Сейчас ей надо ответить, откуда у нее кофточка. Я получу чистую правду, хотя суетливость Оксаниного лица показывает, что именно ее говорить ей не следует.
– Ваня возит Членова. Знаете? А у Членова есть любовница. Это она мне продала, – скороговорит она. – Так неудобно про это говорить… Но в жизни ведь всякое бывает, правда? Такое вот горе Марье Гавриловне…
И она уносит яички, оставляя меня в презабавнейшем состоянии случайного соглядатая известного события, но как бы с другой стороны. Вид спереди. Вид сзади. Вид со стороны Марьи Гавриловны.Об окончательной и сокрушительной победе жены мне тоже сообщила Оксана. Уже было лето. Оксана выгуливала свой выводок, а я, что называется, шла мимо. Оксана всегда выходила гулять с большой сумкой, в которой лежали цветные тряпки, из которых она споро лепила то детские игрушки, то причудливые коллажи, скорость ее творчества была удивительной: два-три переброса тряпочек, два-три стежка, вложенная внутрь щепочка, подобранная с земли, вставленный в серединку лист – и полный балдеж. На тебя уже смотрит дитя в капоре с такой удивительностью выражения, что начинаешь его слушаться, а дитя, лукавая тряпочка, сочувствует тебе, но как бы и презирает тоже.
На этот раз в руках Оксаны были куски той самой кофточки.
– Пошла пятном после первой же стирки, – объясняет Оксана. – А еще импорт. Но я, знаете, даже рада… Ведь это очень важно, из чьих рук вещь. Я же вам говорила…
– Оксана! Ерунда! Все наши вещи залапаны таким количеством рук, что ничего личностного…
– Один плохой человек подержит – и хоть выбрось…
Она брезгливо достала линялые кусочки, а потом радостно сказала:
– И с ней, как с кофточкой…
– С кем – с ней? – Почему-то я испугалась.
– Михаил Петрович порвал с этой женщиной, – как-то гордо сказала Оксана, как будто была в этом и ее заслуга, ее толика протеста против безобразий, когда за здорово живешь ходят по земле особенные особы, а кто-то там нормальный, простой страдай?!
Надо было отыскать Ольгу.
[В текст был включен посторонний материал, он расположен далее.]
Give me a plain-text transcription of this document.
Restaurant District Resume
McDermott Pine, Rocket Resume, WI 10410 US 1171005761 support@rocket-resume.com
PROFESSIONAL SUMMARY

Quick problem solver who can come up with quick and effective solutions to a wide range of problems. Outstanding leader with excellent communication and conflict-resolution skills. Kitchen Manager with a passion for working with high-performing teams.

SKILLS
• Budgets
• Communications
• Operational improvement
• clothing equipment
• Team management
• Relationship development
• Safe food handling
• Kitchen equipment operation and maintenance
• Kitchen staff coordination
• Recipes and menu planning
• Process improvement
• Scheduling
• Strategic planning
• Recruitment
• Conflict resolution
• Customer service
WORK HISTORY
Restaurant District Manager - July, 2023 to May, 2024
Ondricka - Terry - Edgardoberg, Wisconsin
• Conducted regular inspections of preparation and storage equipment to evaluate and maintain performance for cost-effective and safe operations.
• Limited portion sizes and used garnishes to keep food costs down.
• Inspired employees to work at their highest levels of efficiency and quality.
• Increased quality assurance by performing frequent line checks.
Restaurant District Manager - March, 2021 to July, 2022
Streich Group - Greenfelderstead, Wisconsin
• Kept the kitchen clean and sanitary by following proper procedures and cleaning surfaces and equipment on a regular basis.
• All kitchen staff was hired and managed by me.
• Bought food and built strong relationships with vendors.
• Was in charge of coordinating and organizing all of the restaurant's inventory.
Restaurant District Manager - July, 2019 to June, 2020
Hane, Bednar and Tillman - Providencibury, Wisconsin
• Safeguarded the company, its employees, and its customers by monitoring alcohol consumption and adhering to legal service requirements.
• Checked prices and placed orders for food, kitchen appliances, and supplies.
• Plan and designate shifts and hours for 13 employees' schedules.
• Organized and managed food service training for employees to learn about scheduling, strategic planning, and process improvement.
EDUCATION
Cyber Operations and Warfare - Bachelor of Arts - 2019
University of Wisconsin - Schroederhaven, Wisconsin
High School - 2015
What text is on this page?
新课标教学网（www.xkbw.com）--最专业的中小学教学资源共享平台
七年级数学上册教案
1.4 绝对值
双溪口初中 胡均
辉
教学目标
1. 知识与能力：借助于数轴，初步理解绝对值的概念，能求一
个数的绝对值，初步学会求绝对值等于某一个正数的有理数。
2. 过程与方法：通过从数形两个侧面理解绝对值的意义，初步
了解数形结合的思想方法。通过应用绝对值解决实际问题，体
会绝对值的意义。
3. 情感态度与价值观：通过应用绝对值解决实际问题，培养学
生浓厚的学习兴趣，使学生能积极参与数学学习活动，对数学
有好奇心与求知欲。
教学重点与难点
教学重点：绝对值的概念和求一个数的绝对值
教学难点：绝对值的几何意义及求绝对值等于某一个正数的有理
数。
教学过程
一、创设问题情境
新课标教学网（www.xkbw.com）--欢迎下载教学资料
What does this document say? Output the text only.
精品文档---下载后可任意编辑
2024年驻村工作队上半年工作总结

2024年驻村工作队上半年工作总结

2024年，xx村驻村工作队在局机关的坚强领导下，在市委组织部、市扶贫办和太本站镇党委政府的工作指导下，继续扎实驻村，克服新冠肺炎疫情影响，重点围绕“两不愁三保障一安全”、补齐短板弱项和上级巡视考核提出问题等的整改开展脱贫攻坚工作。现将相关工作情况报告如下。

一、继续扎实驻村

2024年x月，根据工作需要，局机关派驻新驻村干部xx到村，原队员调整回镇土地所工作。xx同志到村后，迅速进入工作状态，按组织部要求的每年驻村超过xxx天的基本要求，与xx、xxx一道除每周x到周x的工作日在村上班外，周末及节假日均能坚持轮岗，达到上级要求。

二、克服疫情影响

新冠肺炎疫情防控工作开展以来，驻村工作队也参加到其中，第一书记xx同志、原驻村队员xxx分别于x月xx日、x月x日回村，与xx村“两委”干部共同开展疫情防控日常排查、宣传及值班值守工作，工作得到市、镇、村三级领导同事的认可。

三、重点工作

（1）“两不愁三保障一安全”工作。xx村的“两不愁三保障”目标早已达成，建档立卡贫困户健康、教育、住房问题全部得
На работе сказали, что она болеет, дома сказали, что ее нету, вот и думай, где может находиться болеющая женщина. Все ли ты знаешь, Оксана?
Но Оксана знала все, потому что Ольга позвонила сама и вполне здоровым голосом сказала, что прогуливает по липовому бюллетеню и может ко мне приехать с бутылкой английского шерри.
– Годится?
– Все, кроме места встречи, – ответила я. – Знаешь, кто у меня живет под боком? Кто моя любимая соседка? Жена шофера твоего хахаля.
– Ну и какие проблемы? – непонимающе спросила Ольга. – Что я поэтому не могу к тебе прийти?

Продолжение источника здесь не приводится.